Per costrizione e per desiderio

L’autore sacro, il cui fine preponderante è in modo più o meno esplicito spronare al raggiungimento e poi al consolidamento della nazione ebraica, procede con estrema perizia politica. In Genesi 3, 23 scrive: << E il Signore Iddio cacciò l’uomo dal giardino di Eden, affinché coltivasse la terra dalla quale era stato tratto >>. E in Genesi 3, 16: << Disse poi alla donna: “Moltiplicherò i tuoi travagli e le doglie delle tue gravidanze, nella sofferenza partorirai figliuoli” >>.
Perché con estrema perizia politica? Perché la punizione cui Adamo ed Eva vanno incontro dopo la disubbidienza sembrerebbe un deterrente alla pretesa dell’uomo di diventare Dio. In realtà è un sottile stratagemma che serve ad impedire la comprensione chiara di ciò che la punizione stessa significa: l’avallo rovesciato del desiderio.

Potremo “tradurre” così: “Ti comando di fare per costrizione quanto tu altrimenti avresti comunque fatto di tua volontà, cosicché tu non possa pensare che ogni conquista ti appartiene, perché devi credere che appartiene a chi ti ha ordinato di fare (conquistare)”.
Ogni pena solleva dalla colpa. Quanto devono essere stati grati all’autore biblico gli ebrei per questa pena di cui egli si è fatto portavoce! (e quanto lo è la nostra civiltà ebraico-cristiana moderna!). Con quale senso di liberazione devono averla accolta! Con quale gioioso rammarico!!…
Presso gli ebrei non ci sarebbero stati sacrifici umani al Dio, come accadeva in Assiria, in Fenicia, a Babilonia…Non c’era bisogno di placare l’ira di chi si sente attaccato nel suo potere, scalzato dal suo trono; non ci sarebbe stato bisogno di confermare la propria sottomissione attraverso un atto che per costare carissimo dava garanzie più certe.
Presso gli ebrei è Dio stesso che per punizione ordina all’uomo di lavorare, dissodare, costruire, dominare su tutti gli altri animali, assoggettarli e servirsene.
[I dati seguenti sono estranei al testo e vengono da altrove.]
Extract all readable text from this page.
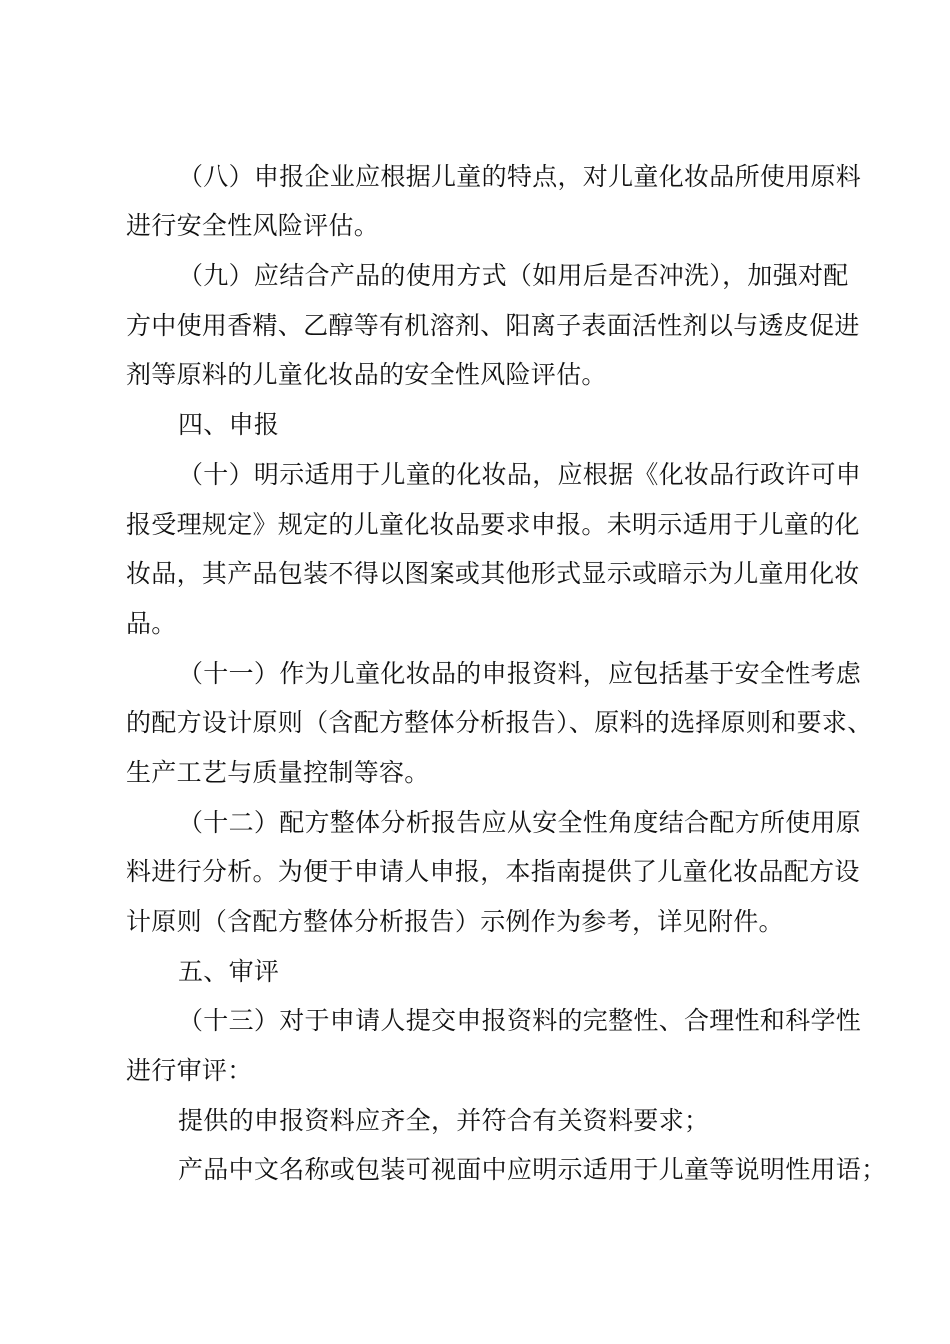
（八）申报企业应根据儿童的特点，对儿童化妆品所使用原料
进行安全性风险评估。
（九）应结合产品的使用方式（如用后是否冲洗），加强对配
方中使用香精、乙醇等有机溶剂、阳离子表面活性剂以与透皮促进
剂等原料的儿童化妆品的安全性风险评估。
四、申报
（十）明示适用于儿童的化妆品，应根据《化妆品行政许可申
报受理规定》规定的儿童化妆品要求申报。未明示适用于儿童的化
妆品，其产品包装不得以图案或其他形式显示或暗示为儿童用化妆
品。
（十一）作为儿童化妆品的申报资料，应包括基于安全性考虑
的配方设计原则（含配方整体分析报告）、原料的选择原则和要求、
生产工艺与质量控制等容。
（十二）配方整体分析报告应从安全性角度结合配方所使用原
料进行分析。为便于申请人申报，本指南提供了儿童化妆品配方设
计原则（含配方整体分析报告）示例作为参考，详见附件。
五、审评
（十三）对于申请人提交申报资料的完整性、合理性和科学性
进行审评：
提供的申报资料应齐全，并符合有关资料要求；
产品中文名称或包装可视面中应明示适用于儿童等说明性用语；
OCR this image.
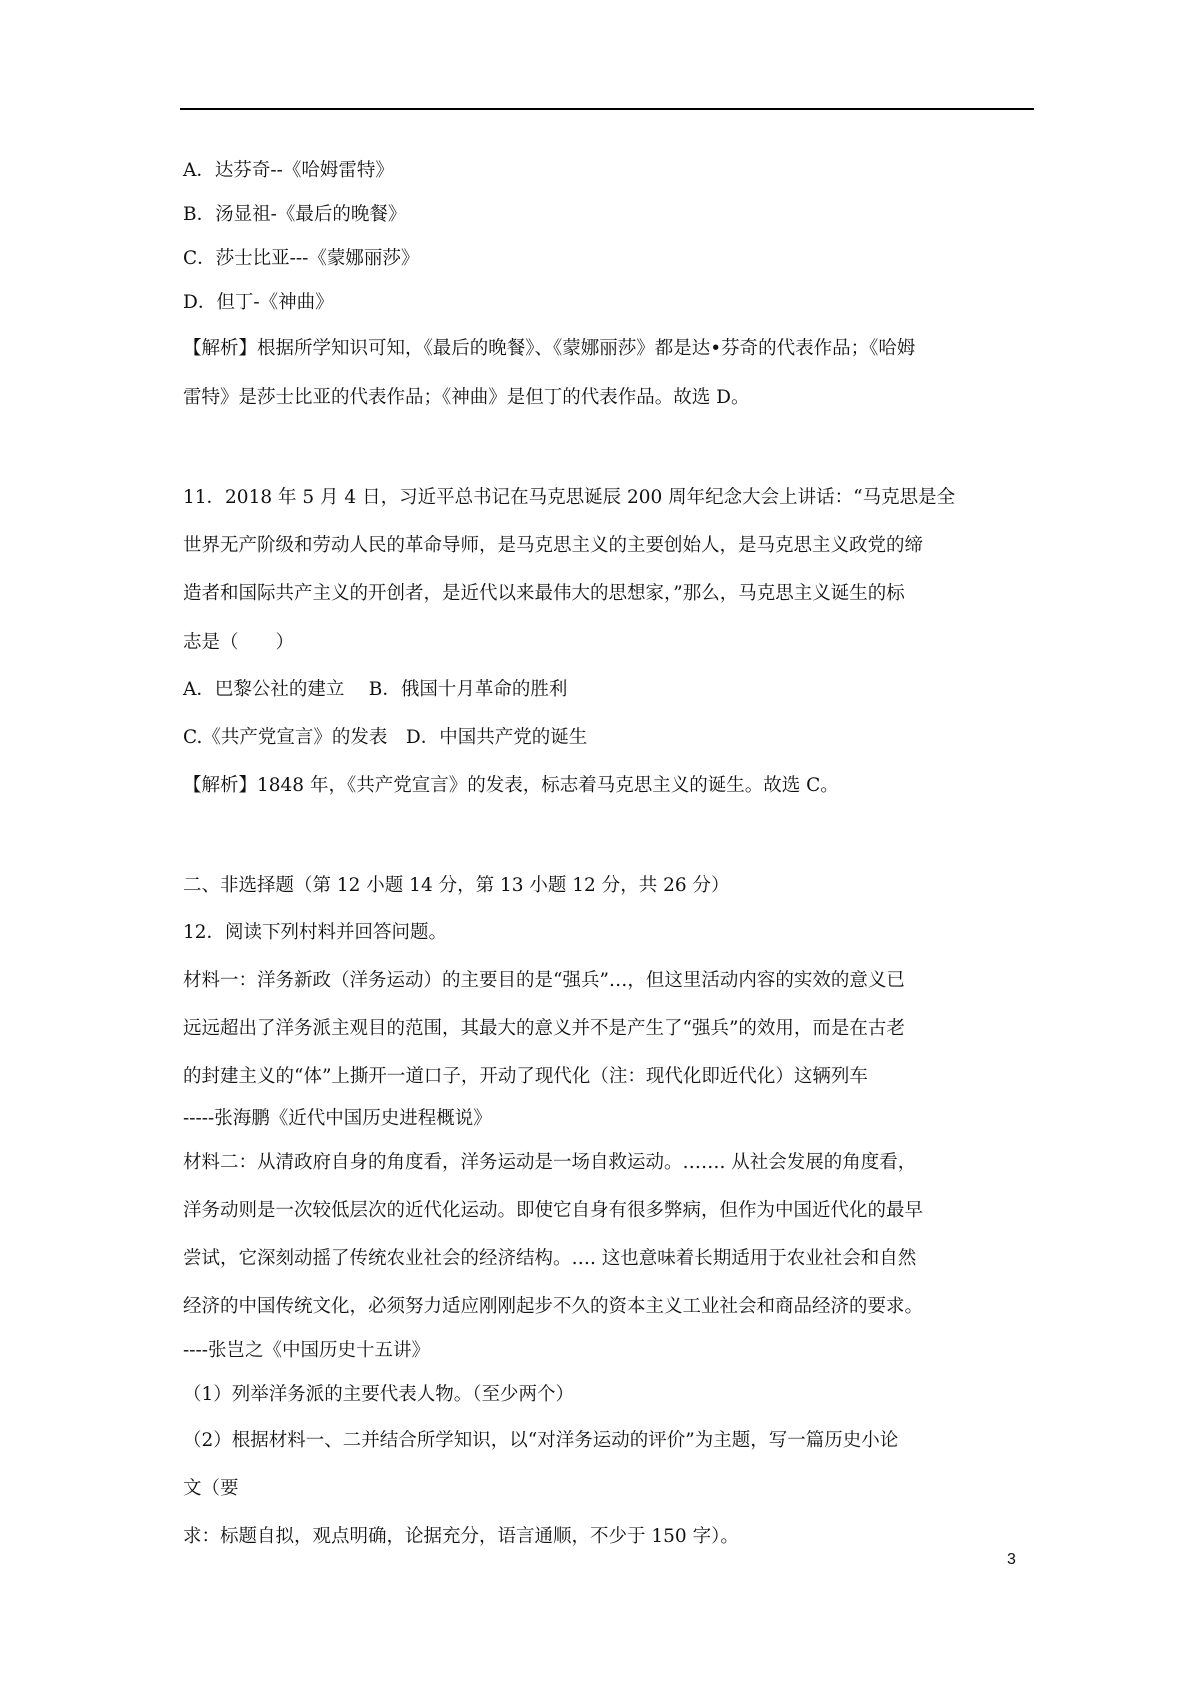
A．达芬奇--《哈姆雷特》
B．汤显祖-《最后的晚餐》
C．莎士比亚---《蒙娜丽莎》
D．但丁-《神曲》
【解析】根据所学知识可知，《最后的晚餐》、《蒙娜丽莎》都是达•芬奇的代表作品；《哈姆
雷特》是莎士比亚的代表作品；《神曲》是但丁的代表作品。故选 D。
11．2018 年 5 月 4 日，习近平总书记在马克思诞辰 200 周年纪念大会上讲话：“马克思是全
世界无产阶级和劳动人民的革命导师，是马克思主义的主要创始人，是马克思主义政党的缔
造者和国际共产主义的开创者，是近代以来最伟大的思想家，”那么，马克思主义诞生的标
志是（　　）
A．巴黎公社的建立　 B．俄国十月革命的胜利
C.《共产党宣言》的发表　D．中国共产党的诞生
【解析】1848 年，《共产党宣言》的发表，标志着马克思主义的诞生。故选 C。
二、非选择题（第 12 小题 14 分，第 13 小题 12 分，共 26 分）
12．阅读下列村料并回答问题。
材料一：洋务新政（洋务运动）的主要目的是“强兵”…，但这里活动内容的实效的意义已
远远超出了洋务派主观目的范围，其最大的意义并不是产生了“强兵”的效用，而是在古老
的封建主义的“体”上撕开一道口子，开动了现代化（注：现代化即近代化）这辆列车
-----张海鹏《近代中国历史进程概说》
材料二：从清政府自身的角度看，洋务运动是一场自救运动。……. 从社会发展的角度看，
洋务动则是一次较低层次的近代化运动。即使它自身有很多弊病，但作为中国近代化的最早
尝试，它深刻动摇了传统农业社会的经济结构。…. 这也意味着长期适用于农业社会和自然
经济的中国传统文化，必须努力适应刚刚起步不久的资本主义工业社会和商品经济的要求。
----张岂之《中国历史十五讲》
（1）列举洋务派的主要代表人物。（至少两个）
（2）根据材料一、二并结合所学知识，以“对洋务运动的评价”为主题，写一篇历史小论
文（要
求：标题自拟，观点明确，论据充分，语言通顺，不少于 150 字）。
3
E moltiplicarsi. Soprattutto moltiplicarsi.
Facendosi schiavo di Dio, l’uomo si libera di Dio. Non ci sono più limiti, ora, ai suoi traguardi di uomo: ha l’ordine di continuare nella disobbedienza, e quest’ordine è il castigo per aver disobbedito!
Adesso gli ebrei (e poi, sulla scia del varco aperto dal loro monoteismo personalistico, l’uomo in generale) possono finalmente attentare a Dio, cercare la scalata fino a lui, abilitati a non accorgersi di essere suoi concorrenti. Così tenteranno di arrivare al seggio di Dio, e scopriranno che è un trono vuoto. Un trono che da sempre attende un Dio che si fa, che nella storia progredisce, e che da ultimo (continuiamo virtualmente ad avvalorare tale ipotesi) si indìa completamente.

Il potere teocratico elaborato dall’autore sacro ha bisogno che il divino venga rappresentato come assoluto, e di conseguenza sia inteso come trascendente, presente in atto (Dio vivente), irraggiungibile, Altro. Ciò affinché l’uomo continui a credere in un Dio, appunto, altro da sé. Separato, non visibile. E continui anche ad indiarsi o a tentare di farlo, progredendo per quanto gli è possibile in quella data generazione, e lasciando il compito di continuare l’opera alla generazione successiva. E anche se di ordinario egli non si chiede fin dove vuole arrivare, tuttavia è ovvio che vuole arrivare sempre più in là, e che non si accontenterà mai di essere arrivato ad un punto che non sia quello conclusivo. E il punto conclusivo è inevitabilmente il punto massimo: essere Dio.
Non dimentichiamoci di come recita Genesi 11, 9: << Ora dunque non sarà precluso ad essi quanto è venuto loro in mente di fare >>. Ed è questione veramente mitica perché propria di tutti i tempi, anche del nostro tempo presente, che specialmente con la genetica e la cibernetica comincia a dire sempre meno timidamente che vuole far assurgere l’uomo alla divinità.
Normalmente, però, l’uomo non palesa a se stesso tale situazione. Essa è tabù.
Si è detto che egli non si chiede fin dove vuole arrivare, nonostante sia chiaro che non vuole fermarsi. Ma il tabù è così grande e così forte e così potente, che chiederselo, vale a dire procedere secondo normalità, appare anormale. E’ la assoluta sconvenienza della risposta che si sarebbe costretti a dare, che allunga la sua ombra sulla domanda e ne impedisce la formulazione e la presa di coscienza.
Una sconvenienza determinata in larga parte dalla censura attuata dall’autore sacro, il quale ribadisce senz’altro, sulla scia di Abramo, la trascendenza di Dio; e ordina chiaramente all’uomo (certo, nel suo caso, all’uomo ebreo) di limitarsi ad essere uomo, e ciò proprio attraverso la metafora del frutto e del serpente.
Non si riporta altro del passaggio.